Property Valuation – RICS
First off – who are surveyors and why are they ruining your plans?
Surveyors, or members of the Royal Institution of Chartered Surveyors to give them their full title, are professionals instructed by a party to establish the market value of a property. The market value is described in the RICS Red Book (the valuation bible) as;
“The estimated amount for which an asset or liability should exchange on the valuation date between a willing buyer and a willing seller in an arm’s length transaction after proper marketing and where the parties had each acted knowledgeably, prudently and without compulsion.”
Surveyors will therefore make these assumptions when valuing the asset.
Generally when a surveyor is messing up your plans, it is because they believe the value of your asset to be less than you do. Often the surveyor is acting on behalf of another party, for example the person you are selling to, or a mortgage lender, in both cases the instructing party wants the property valuation to be realistic but with a preference for pessimism rather than optimism.
How many of us have used surveys to negotiate down the price of a property? If you were lending money against a property, wouldn’t you want to be confident that the money you lent against the property was easily covered by the property valuation?
So it is with this background of information that we can start to see where the surveyor is starting their valuation process.
Methods of valuing property
There are five methods of property valuation that are generally recognised globally.
- Comparative method
- Comparing the property with similar properties.
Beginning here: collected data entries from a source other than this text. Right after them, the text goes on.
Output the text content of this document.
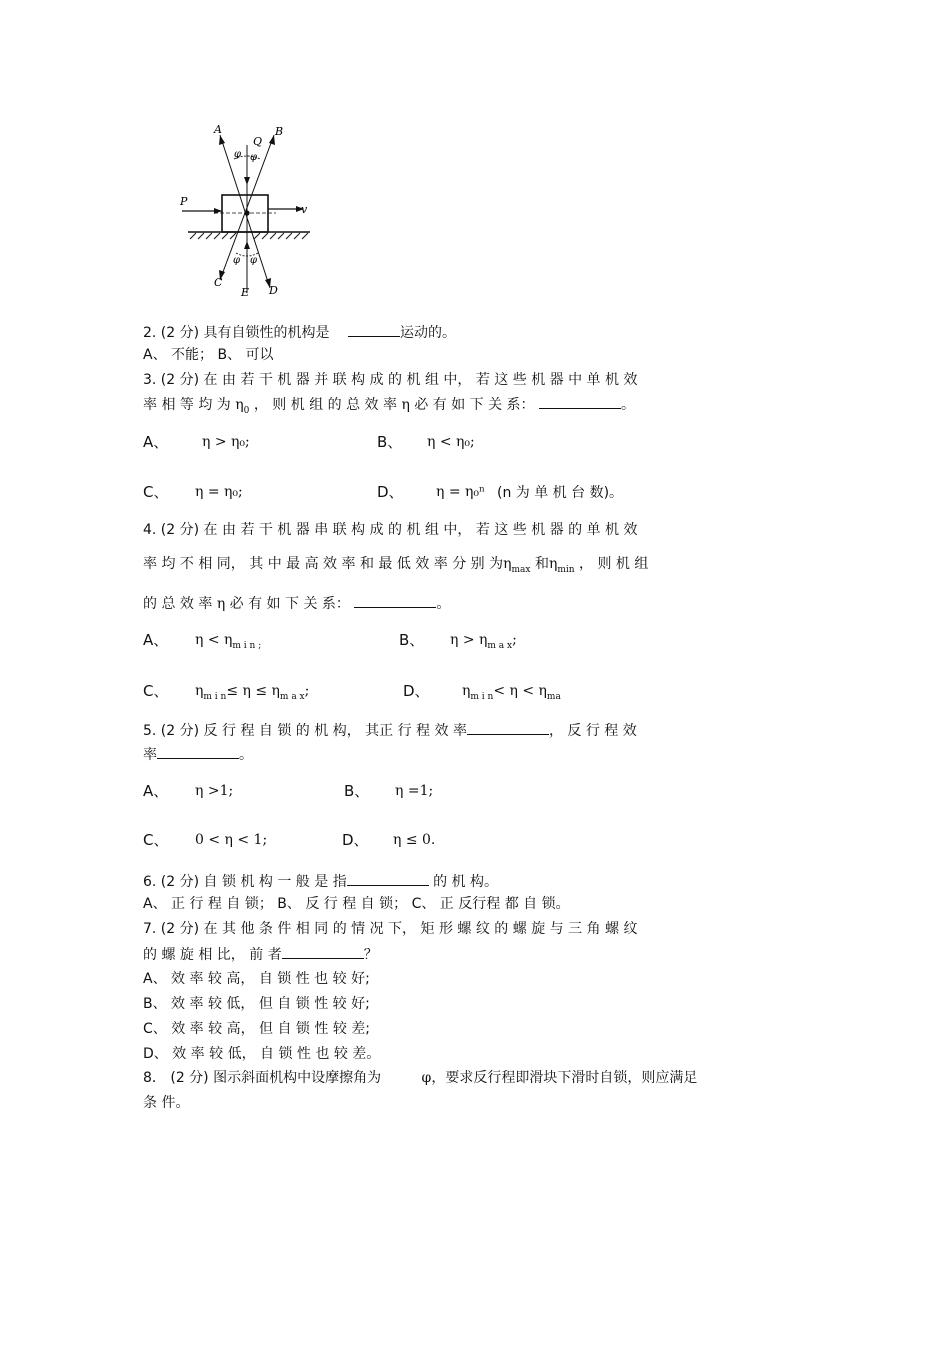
A
Q
B
P
v
C
E D
φ φ
φ φ
2. (2 分) 具有自锁性的机构是	运动的。
A、 不能； B、 可以
3. (2 分) 在 由 若 干 机 器 并 联 构 成 的 机 组 中， 若 这 些 机 器 中 单 机 效
率 相 等 均 为 $\eta_0$ ， 则 机 组 的 总 效 率 η 必 有 如 下 关 系：	。
A、 η > η₀;	B、 η < η₀;
C、 η = η₀;	D、 η = η₀ⁿ (n 为 单 机 台 数)。
4. (2 分) 在 由 若 干 机 器 串 联 构 成 的 机 组 中， 若 这 些 机 器 的 单 机 效
率 均 不 相 同， 其 中 最 高 效 率 和 最 低 效 率 分 别 为$\eta_{max}$ 和$\eta_{min}$ ， 则 机 组
的 总 效 率 η 必 有 如 下 关 系：	。
A、 $\eta < \eta_{m i n ;}$	B、 $\eta > \eta_{m a x}$;
C、 $\eta_{m i n}\le \eta \le \eta_{m a x}$;	D、 $\eta_{m i n}< \eta < \eta_{ma}$
5. (2 分) 反 行 程 自 锁 的 机 构， 其正 行 程 效 率	， 反 行 程 效
率	。
A、 η >1;	B、 η =1;
C、 0 < η < 1;	D、 η ≤ 0.
6. (2 分) 自 锁 机 构 一 般 是 指	的 机 构。
A、 正 行 程 自 锁； B、 反 行 程 自 锁； C、 正 反行程 都 自 锁。
7. (2 分) 在 其 他 条 件 相 同 的 情 况 下， 矩 形 螺 纹 的 螺 旋 与 三 角 螺 纹
的 螺 旋 相 比， 前 者	？
A、 效 率 较 高， 自 锁 性 也 较 好;
B、 效 率 较 低， 但 自 锁 性 较 好;
C、 效 率 较 高， 但 自 锁 性 较 差;
D、 效 率 较 低， 自 锁 性 也 较 差。
8． (2 分) 图示斜面机构中设摩擦角为	φ，要求反行程即滑块下滑时自锁，则应满足
条 件。
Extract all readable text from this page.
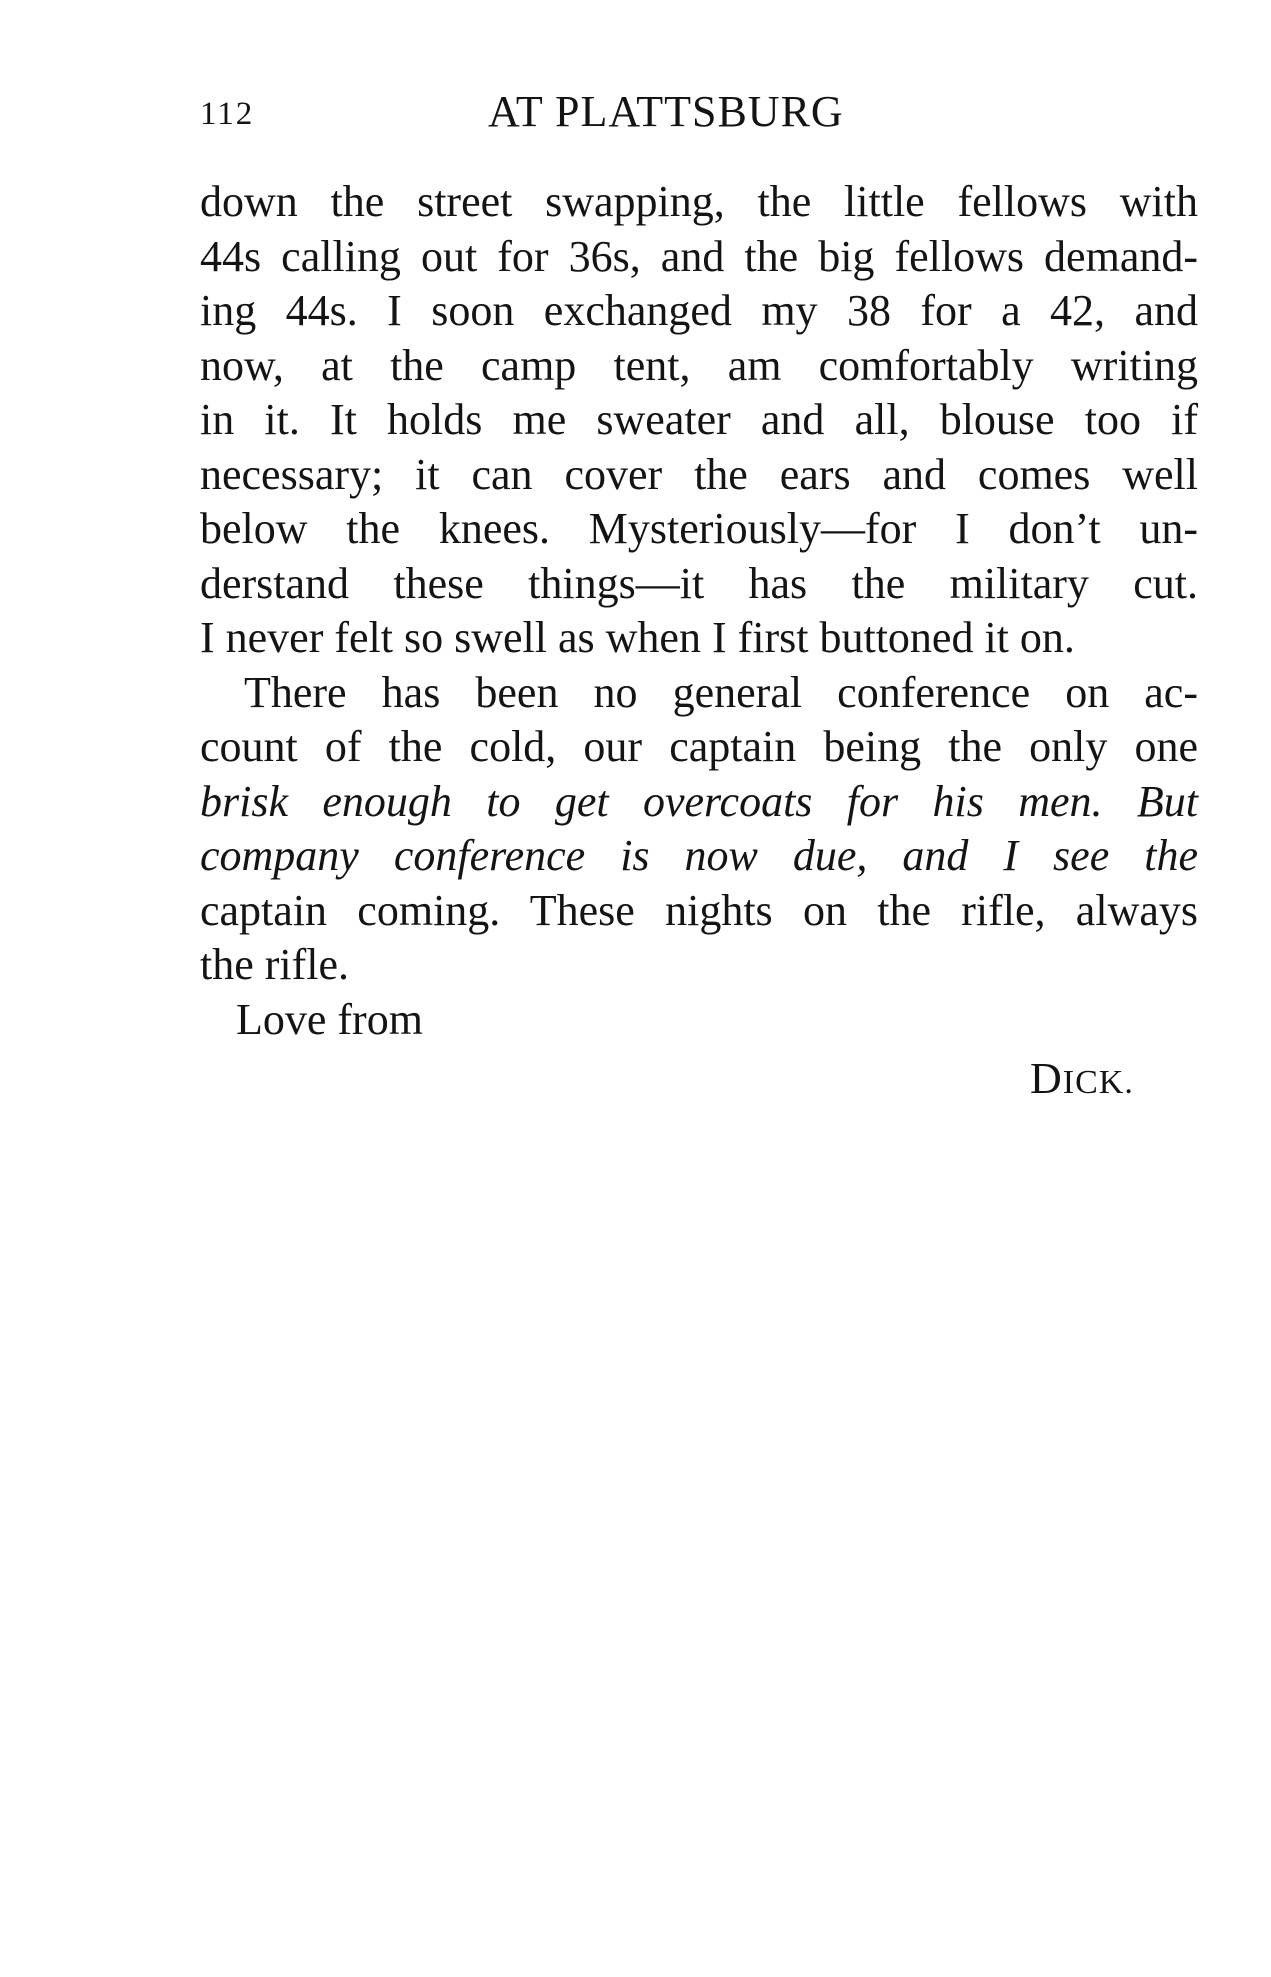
112	AT PLATTSBURG
down the street swapping, the little fellows with
44s calling out for 36s, and the big fellows demand-
ing 44s. I soon exchanged my 38 for a 42, and
now, at the camp tent, am comfortably writing
in it. It holds me sweater and all, blouse too if
necessary; it can cover the ears and comes well
below the knees. Mysteriously—for I don’t un-
derstand these things—it has the military cut.
I never felt so swell as when I first buttoned it on.
There has been no general conference on ac-
count of the cold, our captain being the only one
brisk enough to get overcoats for his men. But
company conference is now due, and I see the
captain coming. These nights on the rifle, always
the rifle.
Love from
DICK.
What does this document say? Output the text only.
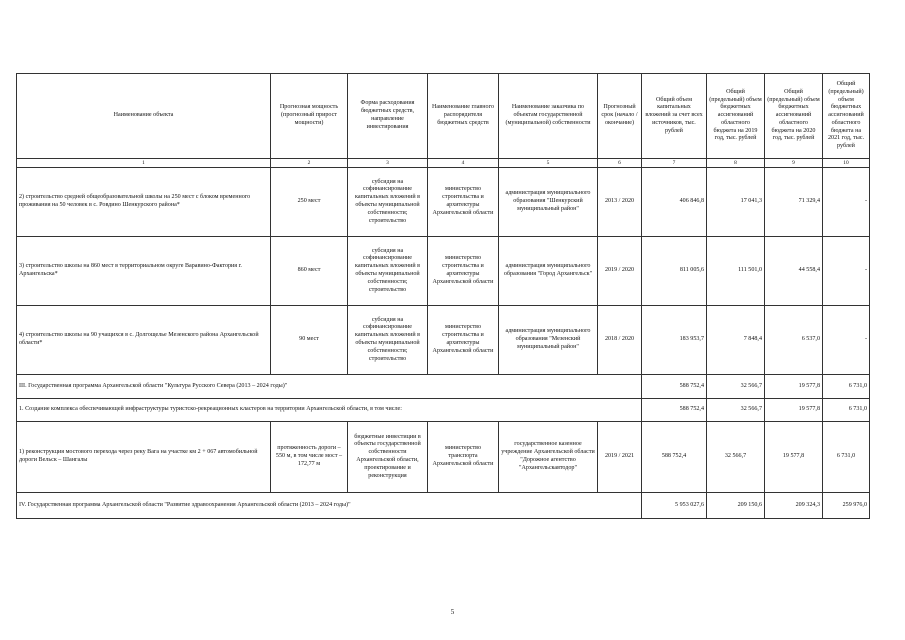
Наименование объекта	Прогнозная мощность (прогнозный прирост мощности)	Форма расходования бюджетных средств, направление инвестирования	Наименование главного распорядителя бюджетных средств	Наименование заказчика по объектам государственной (муниципальной) собственности	Прогнозный срок (начало / окончание)	Общий объем капитальных вложений за счет всех источников, тыс. рублей	Общий (предельный) объем бюджетных ассигнований областного бюджета на 2019 год, тыс. рублей	Общий (предельный) объем бюджетных ассигнований областного бюджета на 2020 год, тыс. рублей	Общий (предельный) объем бюджетных ассигнований областного бюджета на 2021 год, тыс. рублей
1	2	3	4	5	6	7	8	9	10
2) строительство средней общеобразовательной школы на 250 мест с блоком временного проживания на 50 человек в с. Ровдино Шенкурского района*	250 мест	субсидия на софинансирование капитальных вложений в объекты муниципальной собственности; строительство	министерство строительства и архитектуры Архангельской области	администрация муниципального образования "Шенкурский муниципальный район"	2013 / 2020	406 846,8	17 041,3	71 329,4	-
3) строительство школы на 860 мест в территориальном округе Варавино-Фактория г. Архангельска*	860 мест	субсидия на софинансирование капитальных вложений в объекты муниципальной собственности; строительство	министерство строительства и архитектуры Архангельской области	администрация муниципального образования "Город Архангельск"	2019 / 2020	811 005,6	111 501,0	44 558,4	-
4) строительство школы на 90 учащихся в с. Долгощелье Мезенского района Архангельской области*	90 мест	субсидия на софинансирование капитальных вложений в объекты муниципальной собственности; строительство	министерство строительства и архитектуры Архангельской области	администрация муниципального образования "Мезенский муниципальный район"	2018 / 2020	183 953,7	7 848,4	6 537,0	-
III. Государственная программа Архангельской области "Культура Русского Севера (2013 – 2024 годы)"						588 752,4	32 566,7	19 577,8	6 731,0
1. Создание комплекса обеспечивающей инфраструктуры туристско-рекреационных кластеров на территории Архангельской области, в том числе:						588 752,4	32 566,7	19 577,8	6 731,0
1) реконструкция мостового перехода через реку Вага на участке км 2 + 067 автомобильной дороги Вельск – Шангалы	протяженность дороги – 550 м, в том числе мост – 172,77 м	бюджетные инвестиции в объекты государственной собственности Архангельской области, проектирование и реконструкция	министерство транспорта Архангельской области	государственное казенное учреждение Архангельской области "Дорожное агентство "Архангельскавтодор"	2019 / 2021	588 752,4	32 566,7	19 577,8	6 731,0
IV. Государственная программа Архангельской области "Развитие здравоохранения Архангельской области (2013 – 2024 годы)"						5 953 027,6	209 150,6	209 324,3	259 976,0
5
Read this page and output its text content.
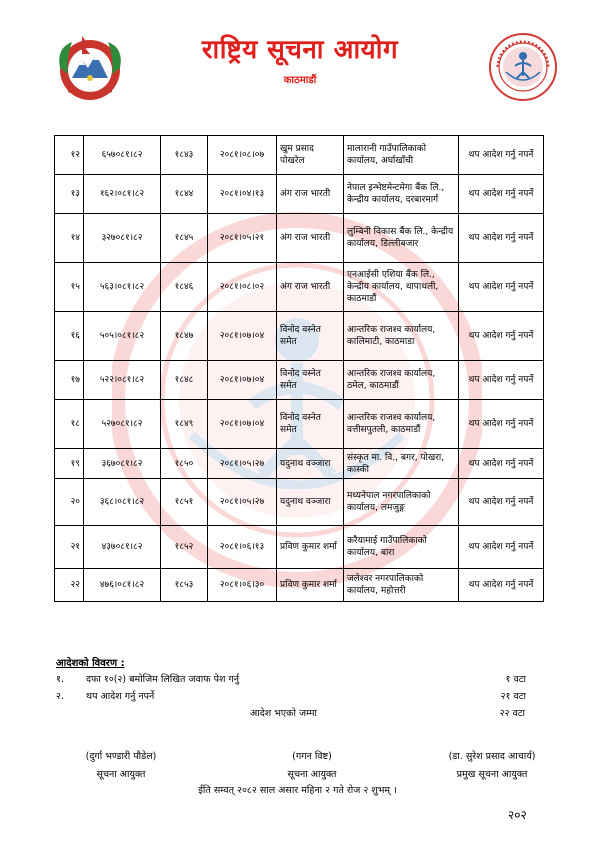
राष्ट्रिय सूचना आयोग
काठमाडौं
१२	६५७०८१।८२	१८४३	२०८१।०८।०७	खुम प्रसाद पोखरेल	मालारानी गाउँपालिकाको कार्यालय, अर्घाखाँची	थप आदेश गर्नु नपर्ने
१३	१६२।०८१।८२	१८४४	२०८१।०४।१३	अंग राज भारती	नेपाल इन्भेष्टमेन्टमेगा बैंक लि., केन्द्रीय कार्यालय, दरबारमार्ग	थप आदेश गर्नु नपर्ने
१४	३२७०८१।८२	१८४५	२०८१।०५।२१	अंग राज भारती	लुम्बिनी विकास बैंक लि., केन्द्रीय कार्यालय, डिल्लीबजार	थप आदेश गर्नु नपर्ने
१५	५६३।०८१।८२	१८४६	२०८१।०८।०२	अंग राज भारती	एनआईसी एशिया बैंक लि., केन्द्रीय कार्यालय, थापाथली, काठमाडौं	थप आदेश गर्नु नपर्ने
१६	५०५।०८१।८२	१८४७	२०८१।०७।०४	विनोद वस्नेत समेत	आन्तरिक राजश्व कार्यालय, कालिमाटी, काठमाडा	थप आदेश गर्नु नपर्ने
१७	५२२।०८१।८२	१८४८	२०८१।०७।०४	विनोद वस्नेत समेत	आन्तरिक राजश्व कार्यालय, ठमेल, काठमाडौं	थप आदेश गर्नु नपर्ने
१८	५२७०८१।८२	१८४९	२०८१।०७।०४	विनोद वस्नेत समेत	आन्तरिक राजश्व कार्यालय, वत्तीसपुतली, काठमाडौं	थप आदेश गर्नु नपर्ने
१९	३६७०८१।८२	१८५०	२०८१।०५।२७	यदुनाथ वञ्जारा	संस्कृत मा. वि., बगर, पोखरा, कास्की	थप आदेश गर्नु नपर्ने
२०	३६८।०८१।८२	१८५१	२०८१।०५।२७	यदुनाथ वञ्जारा	मध्यनेपाल नगरपालिकाको कार्यालय, लमजुङ्ग	थप आदेश गर्नु नपर्ने
२१	४३७०८१।८२	१८५२	२०८१।०६।१३	प्रविण कुमार शर्मा	करैयामाई गाउँपालिकाको कार्यालय, बारा	थप आदेश गर्नु नपर्ने
२२	४७६।०८१।८२	१८५३	२०८१।०६।३०	प्रविण कुमार शर्मा	जलेश्वर नगरपालिकाको कार्यालय, महोत्तरी	थप आदेश गर्नु नपर्ने
आदेशको विवरण :
१. दफा १०(२) बमोजिम लिखित जवाफ पेश गर्नु	१ वटा
२. थप आदेश गर्नु नपर्ने	२१ वटा
आदेश भएको जम्मा	२२ वटा
(दुर्गा भण्डारी पौडेल)
सूचना आयुक्त
(गगन विष्ट)
सूचना आयुक्त
(डा. सुरेश प्रसाद आचार्य)
प्रमुख सूचना आयुक्त
ईति सम्वत् २०८२ साल असार महिना २ गते रोज २ शुभम् ।
२०२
- For most residential investors this may be the only method you will experience.
- Investment method
- Uses discounted cash flow techniques to establish value through the incoming producing nature of the asset.
- This method is often used in commercial valuations, as well as HMO valuations.
- Residual method
- This is used to establish the valuation of development sites.
- Uses the cost of developing the land and the final gross development value to assign a value for the land.
- Profits method
- Used more as a valuation for a business premises, such as hotels and cinemas.
- Replacement cost method
- This is generally reserved for buildings with little comparable evidence, such as churches, schools, etc.
- The cost of the land and the cost to rebuild the structure are the basis of the valuation.
For some property developers there will be a need to understand the Residual method of property valuation. For commercial investors and HMO investors, the Investment method will be applicable. For every other type of property investor, simply understanding the Comparative method will suffice.
How to get the best property valuation you can?
The surveyor is only human, that’s the first thing to keep in mind. They will go on the evidence before them when they carry out their desktop valuation, and then when they attend site. So how can you ensure the best possible valuation?
Meet them on site
- provide them with access to everywhere they need
- answer any of their questions (truthfully!)
- make them a cup of tea (let that be the extent of your bribery for the day!)
Talk through what you’ve done
- Did you redecorate?
- Have you replaced any bathrooms or kitchen?
- Have you put an extension on the place?
- What about structural works?
- Have you fixed the roof?
- Some works will be obvious and the surveyor will know you’ve done it, but if you’ve replaced all of the external guttering that was causing massive damp issues in half the house – how would the surveyor know that?
Discuss what you paid, and how you’ve added value
- Estate Agents, those people who have a code of silence when it comes to what a property sold for recently or what offers are in on a property, suddenly become the biggest gossips in the world when a surveyor asks them for some comparative evidence. Surveyors are near the top of the food chain in property, so keeping a valuer happy is important to estate agents.
- Tell the surveyor what you paid for it and what the circumstances were. Maybe you paid £20,000 less than you should because you bought it off a family member, or the property sold off market. You can even quote back to them the phrase from earlier about “proper marketing”.
- This, along with point 2, is your best chance to increase the valuation you receive from the surveyor. Demonstrate you paid a lower price for a reason, and then show that you’ve done the work to remove that reason for future buyers.
Talk about the comparable evidence if you know it will help you out
- If you know the house next door went for the same price you’re looking to achieve, make sure the surveyor knows this. There is a good chance he will have found this out, but it doesn’t hurt to remind them.
- If you can prove that prices in the area have gone up by 10% since the sale of the house next door, or any other comparable property, then prove this with data and show the valuer.
Discuss views of estate agents
- Don’t lie as they will be checking. But if a number of estate agents have valued the property for over what you are looking for, that will show a degree of local knowledge that the surveyor can use.
- If you have any paperwork from the agents with their valuation estimate, you can present that to the surveyor. Decent agents will show the comparable evidence and their reasoning behind their valuation.
Discuss any offers you have received if more than one
- If you’re selling the property, maybe you have had more than one offer for the property. Clearly if the other offers were 20% under the price you are hoping to get, maybe keep that information to yourself, but if they are all quite close together let the surveyor know.
- It’s not unusual for higher offers to be rejected due to the buyers circumstances. Perhaps they were in a chain and you wanted a quicker sale, so mention this.
- As a buy to let property, the achievable rental figure will be important for the loan coverage, so again provide evidence of comparables and any offers or current rent achieved.